In an effort to demonstrate Trump’s popularity among supporters despite the many legal difficulties, his campaign has also focused on surprise trips at restaurants, such as at Versailles, a well-known Cuban restaurant in Miami, or at a famed Philadelphia cheesesteak restaurant on Friday.

Trump’s team has cited surveys showing him with a significant lead over his opponents in a wide GOP field that has continued to expand, despite a campaign pace that is significantly less active than many of his competitors.

He has also participated in several multi-candidate gatherings during the primary season, including this past week’s Moms for Liberty meeting in Philadelphia, and has given numerous media interviews.

Nevertheless, hundreds of people traveled from all over the Southeast to the event on Saturday, with some travelling as far as Florida for the opportunity to meet the former president in person.
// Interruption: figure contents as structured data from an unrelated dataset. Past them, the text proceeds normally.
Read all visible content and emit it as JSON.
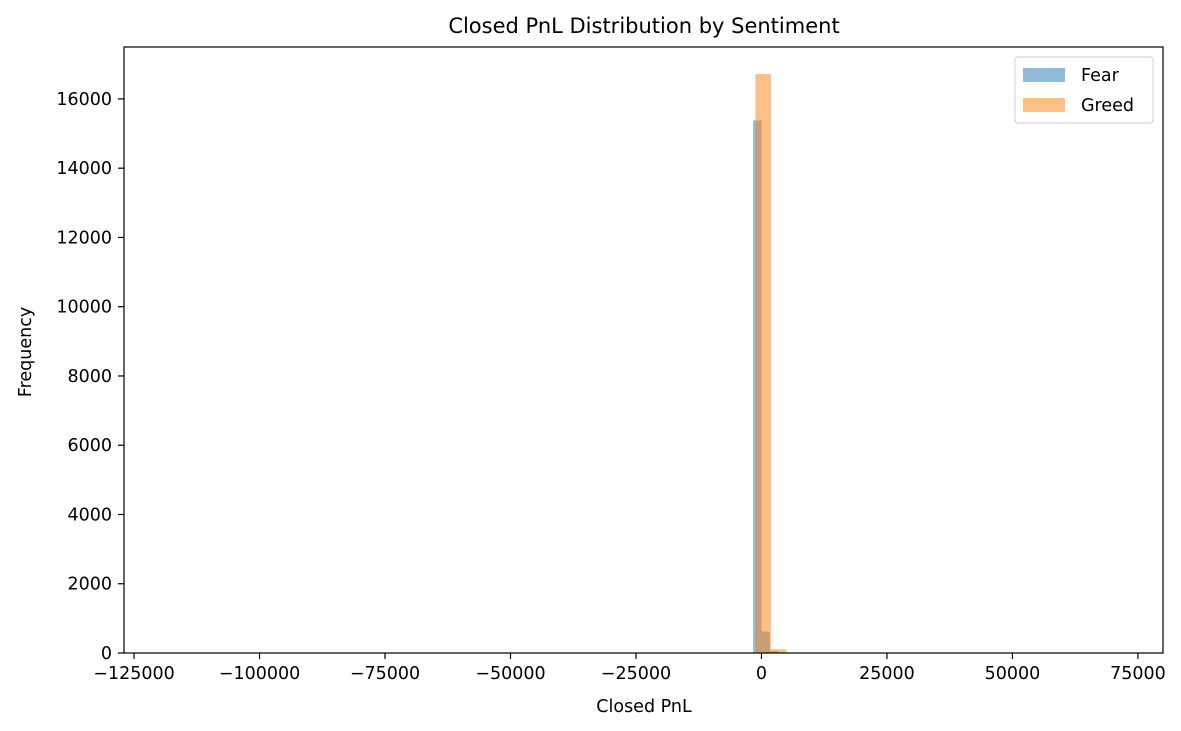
{
  "chart_data": {
    "type": "bar",
    "title": "Closed PnL Distribution by Sentiment",
    "xlabel": "Closed PnL",
    "ylabel": "Frequency",
    "xlim": [
      -127000,
      80000
    ],
    "ylim": [
      0,
      17500
    ],
    "xticks": [
      -125000,
      -100000,
      -75000,
      -50000,
      -25000,
      0,
      25000,
      50000,
      75000
    ],
    "xtick_labels": [
      "−125000",
      "−100000",
      "−75000",
      "−50000",
      "−25000",
      "0",
      "25000",
      "50000",
      "75000"
    ],
    "yticks": [
      0,
      2000,
      4000,
      6000,
      8000,
      10000,
      12000,
      14000,
      16000
    ],
    "ytick_labels": [
      "0",
      "2000",
      "4000",
      "6000",
      "8000",
      "10000",
      "12000",
      "14000",
      "16000"
    ],
    "grid": false,
    "legend_position": "top-right",
    "series": [
      {
        "name": "Fear",
        "color": "#1f77b4",
        "alpha": 0.5,
        "bins": [
          {
            "x0": -1650,
            "x1": 0,
            "count": 15380
          },
          {
            "x0": 0,
            "x1": 1650,
            "count": 620
          },
          {
            "x0": 1650,
            "x1": 3300,
            "count": 60
          },
          {
            "x0": 3300,
            "x1": 4950,
            "count": 20
          }
        ]
      },
      {
        "name": "Greed",
        "color": "#ff7f0e",
        "alpha": 0.5,
        "bins": [
          {
            "x0": -1200,
            "x1": 1900,
            "count": 16720
          },
          {
            "x0": 1900,
            "x1": 5000,
            "count": 110
          },
          {
            "x0": 5000,
            "x1": 8100,
            "count": 10
          }
        ]
      }
    ]
  }
}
Greg Pressley and his wife, Robin, said they traveled more than three hours to see the candidate they’ve backed since his initial bid in 2016.

Greg Pressley proclaimed Donald Trump to be the greatest president in history. I like his policies. I adore the guy. I’m here to help him get back to where he should be in the first place.

According to Spartanburg resident Shelley Fox, who has backed Trump ever since he joined the 2016 campaign, it wasn’t essential for her to consider any other candidates for the presidency in 2018.

When asked what she would do if she had to consider another candidate, she said, “I’d write him in.” “Without a doubt, I’d put him in.”